On 4 October 1992, in Rome, Joaquim Chissano, Mozambican president and secretary of FreLiMo, and Afonso Dhlakama, leader of ReNaMo, signed a General Peace Agreement that put an end to 16 years of civil war, with 1 million dead and over 4 million refugees. The signing concluded a long negotiation process that took place in Rome at the headquarters of the Community of Sant’Egidio. In the ancient Trastevere monastery, Andrea Riccardi, founder of the Community, Matteo Zuppi, now cardinal and president of the Italian Bishops’ Conference, Jaime Gonçalves, archbishop of Beira, who died in 2016, together with Mario Raffaelli, representative of the Italian government, had patiently woven a dialogue with the belligerents for more than two years in Rome (since July 1990). The then UN Secretary General, Boutros-Ghali, spoke of an ‘Italian formula’ to describe the Community’s ‘peace-building activity’, ‘unique in its kind’ because it was made up of ‘techniques characterised by confidentiality and informality’.
Today, 4 October 2022, we celebrate thirty years of a peace achieved through a hitherto unexplored method. Cardinal Matteo Zuppi recalled the event with these words, during his recent visit to Maputo: ‘For the Community of Sant’Egidio, the sufferings of the people of Mozambique were not sufferings to which we could remain indifferent. Knowing the reality and the problems of the country, a story of relationships and encounters began… since then, the conviction was born in us that peace is always possible and is in the hands of each one”. And it is the conviction that nourishes the entire Community of Sant’Egidio even in the painful time of war that we are currently experiencing. Andrea Riccardi comments: “On that day, Mozambique saw the spring of peace emerge. This memory is today an inspiration, a hope in a world that has resigned itself to war and speaks a language of war. In Ukraine in an increasingly serious, worrying way. In Syria, Ethiopia and elsewhere. This world cures disease but does not cure the terrible pandemic of war’.

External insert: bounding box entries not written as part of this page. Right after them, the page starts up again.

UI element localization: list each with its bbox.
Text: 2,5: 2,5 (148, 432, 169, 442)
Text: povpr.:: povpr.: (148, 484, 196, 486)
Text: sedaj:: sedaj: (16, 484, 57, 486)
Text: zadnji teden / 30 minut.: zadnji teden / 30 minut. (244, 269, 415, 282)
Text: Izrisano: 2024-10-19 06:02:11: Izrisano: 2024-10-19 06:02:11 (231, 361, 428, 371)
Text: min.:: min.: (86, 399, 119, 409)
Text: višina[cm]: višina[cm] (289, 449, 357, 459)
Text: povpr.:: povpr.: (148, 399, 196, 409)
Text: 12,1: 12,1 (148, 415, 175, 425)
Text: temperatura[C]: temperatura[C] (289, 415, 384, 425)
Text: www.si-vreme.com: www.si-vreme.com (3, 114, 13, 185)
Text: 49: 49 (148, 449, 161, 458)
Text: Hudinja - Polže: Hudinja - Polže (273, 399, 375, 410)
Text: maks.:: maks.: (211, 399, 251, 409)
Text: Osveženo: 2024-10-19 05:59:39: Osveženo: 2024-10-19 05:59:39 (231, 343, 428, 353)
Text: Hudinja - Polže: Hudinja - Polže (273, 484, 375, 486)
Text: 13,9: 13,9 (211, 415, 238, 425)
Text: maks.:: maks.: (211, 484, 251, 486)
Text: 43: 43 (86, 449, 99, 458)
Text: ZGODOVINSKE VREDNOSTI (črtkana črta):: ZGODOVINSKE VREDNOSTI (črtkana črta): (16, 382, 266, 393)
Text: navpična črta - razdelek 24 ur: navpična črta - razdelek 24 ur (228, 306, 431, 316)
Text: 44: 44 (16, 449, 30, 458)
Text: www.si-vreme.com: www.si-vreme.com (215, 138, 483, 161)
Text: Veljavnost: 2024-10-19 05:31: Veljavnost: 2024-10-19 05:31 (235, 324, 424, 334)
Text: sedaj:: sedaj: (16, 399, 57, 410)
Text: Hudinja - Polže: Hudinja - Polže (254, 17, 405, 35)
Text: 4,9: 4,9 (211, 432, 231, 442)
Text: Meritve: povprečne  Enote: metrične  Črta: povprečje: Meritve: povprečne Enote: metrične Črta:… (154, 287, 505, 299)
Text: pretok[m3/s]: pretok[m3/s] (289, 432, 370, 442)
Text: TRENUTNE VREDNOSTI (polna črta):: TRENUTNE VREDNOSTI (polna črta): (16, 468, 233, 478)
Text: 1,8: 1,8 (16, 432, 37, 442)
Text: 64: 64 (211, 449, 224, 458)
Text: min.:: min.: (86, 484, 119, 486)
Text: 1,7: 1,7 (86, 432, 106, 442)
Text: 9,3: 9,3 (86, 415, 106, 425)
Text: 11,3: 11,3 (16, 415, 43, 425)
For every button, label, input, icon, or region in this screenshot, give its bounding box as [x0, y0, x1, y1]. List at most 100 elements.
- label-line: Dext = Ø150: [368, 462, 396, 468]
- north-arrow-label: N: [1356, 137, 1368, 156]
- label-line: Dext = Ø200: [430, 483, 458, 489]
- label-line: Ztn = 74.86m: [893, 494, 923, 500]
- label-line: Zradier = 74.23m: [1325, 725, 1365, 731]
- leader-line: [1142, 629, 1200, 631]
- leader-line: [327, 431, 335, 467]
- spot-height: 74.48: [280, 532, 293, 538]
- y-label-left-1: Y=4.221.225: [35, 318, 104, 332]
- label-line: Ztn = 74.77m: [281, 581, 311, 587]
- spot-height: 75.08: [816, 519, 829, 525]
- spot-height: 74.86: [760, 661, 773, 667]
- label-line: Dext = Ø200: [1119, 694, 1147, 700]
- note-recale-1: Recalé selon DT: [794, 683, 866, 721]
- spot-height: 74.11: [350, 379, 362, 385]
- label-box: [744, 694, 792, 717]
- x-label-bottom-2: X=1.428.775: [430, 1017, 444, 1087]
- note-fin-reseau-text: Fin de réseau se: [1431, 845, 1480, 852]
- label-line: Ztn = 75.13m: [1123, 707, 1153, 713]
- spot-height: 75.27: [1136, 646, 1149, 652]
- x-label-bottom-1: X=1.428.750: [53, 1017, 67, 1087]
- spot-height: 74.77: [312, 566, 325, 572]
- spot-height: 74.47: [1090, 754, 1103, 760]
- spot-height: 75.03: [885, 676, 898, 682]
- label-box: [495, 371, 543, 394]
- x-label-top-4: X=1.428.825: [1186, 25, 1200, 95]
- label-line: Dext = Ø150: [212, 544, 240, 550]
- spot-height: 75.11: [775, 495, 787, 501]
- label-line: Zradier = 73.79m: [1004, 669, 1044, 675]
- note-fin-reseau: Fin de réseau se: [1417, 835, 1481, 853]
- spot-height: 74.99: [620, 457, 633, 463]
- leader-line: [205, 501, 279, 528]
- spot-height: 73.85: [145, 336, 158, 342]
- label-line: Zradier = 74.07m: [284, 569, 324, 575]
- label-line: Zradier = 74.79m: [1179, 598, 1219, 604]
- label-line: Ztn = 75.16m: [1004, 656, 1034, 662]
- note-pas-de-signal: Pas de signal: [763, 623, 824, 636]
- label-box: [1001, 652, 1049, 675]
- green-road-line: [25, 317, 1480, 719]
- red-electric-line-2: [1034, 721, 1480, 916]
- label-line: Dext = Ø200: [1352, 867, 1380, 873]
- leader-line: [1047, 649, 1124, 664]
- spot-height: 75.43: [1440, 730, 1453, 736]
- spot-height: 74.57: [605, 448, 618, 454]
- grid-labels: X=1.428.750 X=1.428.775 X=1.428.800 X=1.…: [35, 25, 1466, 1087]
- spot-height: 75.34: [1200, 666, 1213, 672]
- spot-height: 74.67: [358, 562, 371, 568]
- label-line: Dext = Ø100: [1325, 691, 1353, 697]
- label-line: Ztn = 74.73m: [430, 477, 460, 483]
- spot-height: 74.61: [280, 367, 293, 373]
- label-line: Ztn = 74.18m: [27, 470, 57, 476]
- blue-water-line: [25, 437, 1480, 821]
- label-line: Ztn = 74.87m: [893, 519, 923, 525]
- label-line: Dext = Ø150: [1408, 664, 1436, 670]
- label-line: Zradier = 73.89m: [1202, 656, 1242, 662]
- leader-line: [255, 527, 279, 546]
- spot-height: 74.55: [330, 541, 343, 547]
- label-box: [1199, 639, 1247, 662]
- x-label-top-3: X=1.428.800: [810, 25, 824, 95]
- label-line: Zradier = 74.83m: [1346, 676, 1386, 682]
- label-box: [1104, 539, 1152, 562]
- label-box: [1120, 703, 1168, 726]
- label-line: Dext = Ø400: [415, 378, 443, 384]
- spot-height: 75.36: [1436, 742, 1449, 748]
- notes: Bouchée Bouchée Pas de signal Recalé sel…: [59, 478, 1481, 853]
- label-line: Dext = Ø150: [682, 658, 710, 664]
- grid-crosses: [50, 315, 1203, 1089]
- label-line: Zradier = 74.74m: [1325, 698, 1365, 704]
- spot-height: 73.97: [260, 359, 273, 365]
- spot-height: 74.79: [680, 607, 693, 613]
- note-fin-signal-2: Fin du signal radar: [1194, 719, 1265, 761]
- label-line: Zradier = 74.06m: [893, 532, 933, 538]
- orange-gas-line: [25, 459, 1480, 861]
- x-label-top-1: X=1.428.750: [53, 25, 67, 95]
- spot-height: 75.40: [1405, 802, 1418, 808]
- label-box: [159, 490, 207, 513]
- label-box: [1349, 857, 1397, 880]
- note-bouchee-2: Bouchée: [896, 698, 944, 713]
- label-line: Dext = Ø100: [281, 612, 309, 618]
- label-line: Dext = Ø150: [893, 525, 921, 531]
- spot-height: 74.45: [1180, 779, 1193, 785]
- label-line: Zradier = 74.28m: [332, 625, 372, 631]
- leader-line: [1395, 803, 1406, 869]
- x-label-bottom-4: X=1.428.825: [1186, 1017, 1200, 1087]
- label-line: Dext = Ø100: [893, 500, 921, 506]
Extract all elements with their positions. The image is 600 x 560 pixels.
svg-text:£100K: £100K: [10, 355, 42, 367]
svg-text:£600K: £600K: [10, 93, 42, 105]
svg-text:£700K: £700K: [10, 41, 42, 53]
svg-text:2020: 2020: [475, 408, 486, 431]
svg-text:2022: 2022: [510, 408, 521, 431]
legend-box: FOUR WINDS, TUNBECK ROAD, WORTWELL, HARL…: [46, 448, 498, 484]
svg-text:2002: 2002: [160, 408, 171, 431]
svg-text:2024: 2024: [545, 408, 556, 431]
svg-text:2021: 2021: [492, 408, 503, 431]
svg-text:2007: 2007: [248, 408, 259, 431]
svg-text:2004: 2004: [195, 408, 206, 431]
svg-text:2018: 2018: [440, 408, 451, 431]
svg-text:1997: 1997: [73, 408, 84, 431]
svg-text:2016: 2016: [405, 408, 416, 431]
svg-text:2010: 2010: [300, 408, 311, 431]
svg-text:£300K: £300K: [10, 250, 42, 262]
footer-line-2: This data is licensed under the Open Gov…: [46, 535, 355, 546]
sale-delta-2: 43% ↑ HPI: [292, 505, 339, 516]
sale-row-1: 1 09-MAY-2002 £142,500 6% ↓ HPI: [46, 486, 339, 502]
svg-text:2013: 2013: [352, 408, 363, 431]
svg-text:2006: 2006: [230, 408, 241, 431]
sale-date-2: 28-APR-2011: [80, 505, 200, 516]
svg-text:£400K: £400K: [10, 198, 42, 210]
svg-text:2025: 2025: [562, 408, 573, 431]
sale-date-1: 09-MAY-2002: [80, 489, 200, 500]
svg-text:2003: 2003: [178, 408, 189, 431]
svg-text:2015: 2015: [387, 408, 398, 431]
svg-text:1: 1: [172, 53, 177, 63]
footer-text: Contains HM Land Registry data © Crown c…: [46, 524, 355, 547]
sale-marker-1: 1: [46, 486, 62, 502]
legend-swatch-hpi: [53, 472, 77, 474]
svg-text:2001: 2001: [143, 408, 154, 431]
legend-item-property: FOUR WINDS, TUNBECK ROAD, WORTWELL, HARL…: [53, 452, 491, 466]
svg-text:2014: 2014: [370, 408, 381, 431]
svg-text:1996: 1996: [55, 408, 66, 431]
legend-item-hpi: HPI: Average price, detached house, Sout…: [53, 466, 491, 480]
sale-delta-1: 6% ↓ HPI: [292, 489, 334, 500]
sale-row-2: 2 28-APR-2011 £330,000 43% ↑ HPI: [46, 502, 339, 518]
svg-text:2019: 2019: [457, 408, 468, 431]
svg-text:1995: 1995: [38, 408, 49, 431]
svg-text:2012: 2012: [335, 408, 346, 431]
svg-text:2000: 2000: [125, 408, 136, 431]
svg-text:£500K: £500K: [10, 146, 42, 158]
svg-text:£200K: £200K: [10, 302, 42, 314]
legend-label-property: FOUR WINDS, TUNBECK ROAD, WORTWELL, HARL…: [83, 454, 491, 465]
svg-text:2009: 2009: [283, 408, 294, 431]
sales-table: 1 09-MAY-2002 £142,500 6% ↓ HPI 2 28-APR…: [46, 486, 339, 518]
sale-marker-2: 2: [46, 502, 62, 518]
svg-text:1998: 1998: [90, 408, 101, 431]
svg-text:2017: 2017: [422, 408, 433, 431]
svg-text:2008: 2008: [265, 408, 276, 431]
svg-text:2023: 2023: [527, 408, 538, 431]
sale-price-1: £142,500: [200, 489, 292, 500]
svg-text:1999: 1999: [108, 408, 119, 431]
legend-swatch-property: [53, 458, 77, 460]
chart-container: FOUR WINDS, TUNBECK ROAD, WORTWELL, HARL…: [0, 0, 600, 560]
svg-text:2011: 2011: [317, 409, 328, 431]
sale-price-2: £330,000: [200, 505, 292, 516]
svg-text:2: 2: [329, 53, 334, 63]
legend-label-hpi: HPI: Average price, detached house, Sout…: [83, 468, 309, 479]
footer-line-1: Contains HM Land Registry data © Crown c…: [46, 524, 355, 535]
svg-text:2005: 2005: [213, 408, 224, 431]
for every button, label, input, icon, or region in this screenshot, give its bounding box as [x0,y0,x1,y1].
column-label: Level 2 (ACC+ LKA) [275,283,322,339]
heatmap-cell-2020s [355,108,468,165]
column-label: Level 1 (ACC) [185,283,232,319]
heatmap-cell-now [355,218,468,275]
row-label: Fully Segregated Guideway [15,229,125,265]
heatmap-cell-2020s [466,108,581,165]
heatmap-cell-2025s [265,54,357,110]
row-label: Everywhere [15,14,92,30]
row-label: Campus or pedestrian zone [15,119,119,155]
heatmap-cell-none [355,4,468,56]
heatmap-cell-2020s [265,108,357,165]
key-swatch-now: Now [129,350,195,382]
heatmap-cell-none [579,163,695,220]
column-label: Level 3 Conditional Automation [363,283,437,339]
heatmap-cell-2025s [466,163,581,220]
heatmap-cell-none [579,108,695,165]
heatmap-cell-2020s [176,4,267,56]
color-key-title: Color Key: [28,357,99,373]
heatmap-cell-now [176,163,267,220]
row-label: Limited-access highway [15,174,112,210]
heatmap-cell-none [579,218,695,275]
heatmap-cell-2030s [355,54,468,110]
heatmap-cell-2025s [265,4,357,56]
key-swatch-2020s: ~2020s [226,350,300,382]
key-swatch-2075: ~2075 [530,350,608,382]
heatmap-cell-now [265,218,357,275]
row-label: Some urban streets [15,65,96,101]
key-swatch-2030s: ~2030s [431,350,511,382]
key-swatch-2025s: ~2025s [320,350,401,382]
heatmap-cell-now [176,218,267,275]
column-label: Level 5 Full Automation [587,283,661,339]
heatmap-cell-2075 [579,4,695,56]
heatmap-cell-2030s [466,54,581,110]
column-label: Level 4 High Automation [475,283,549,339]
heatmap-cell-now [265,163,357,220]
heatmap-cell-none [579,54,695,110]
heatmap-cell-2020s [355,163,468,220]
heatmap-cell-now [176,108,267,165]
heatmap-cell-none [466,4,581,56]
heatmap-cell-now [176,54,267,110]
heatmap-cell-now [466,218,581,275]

The example of Mozambique also tells us how, thanks to a reconquered peace, a nation that was among the poorest in Africa and the entire planet has been able to recover and work on its economic and social growth all these years.
Thirty years after the Rome agreements, the threat to this country today is of a very different kind from that of 30 years ago, due to jihadist terrorist attacks, which in the northern provinces have already displaced over 900,000 people. Sant’Egidio – which now has thousands of people of all ages in the country – with its Schools of Peace, the ‘Dream’ programme for the care of AIDS patients and ‘Bravo’ for the registry office registration of minors, has already been active for some time in responding to the growing demand for help from internally displaced persons in the regions of Cabo Delgado, Nampula, Niassa, Zambesia, and Sofala, and invites everyone not to forget Mozambique.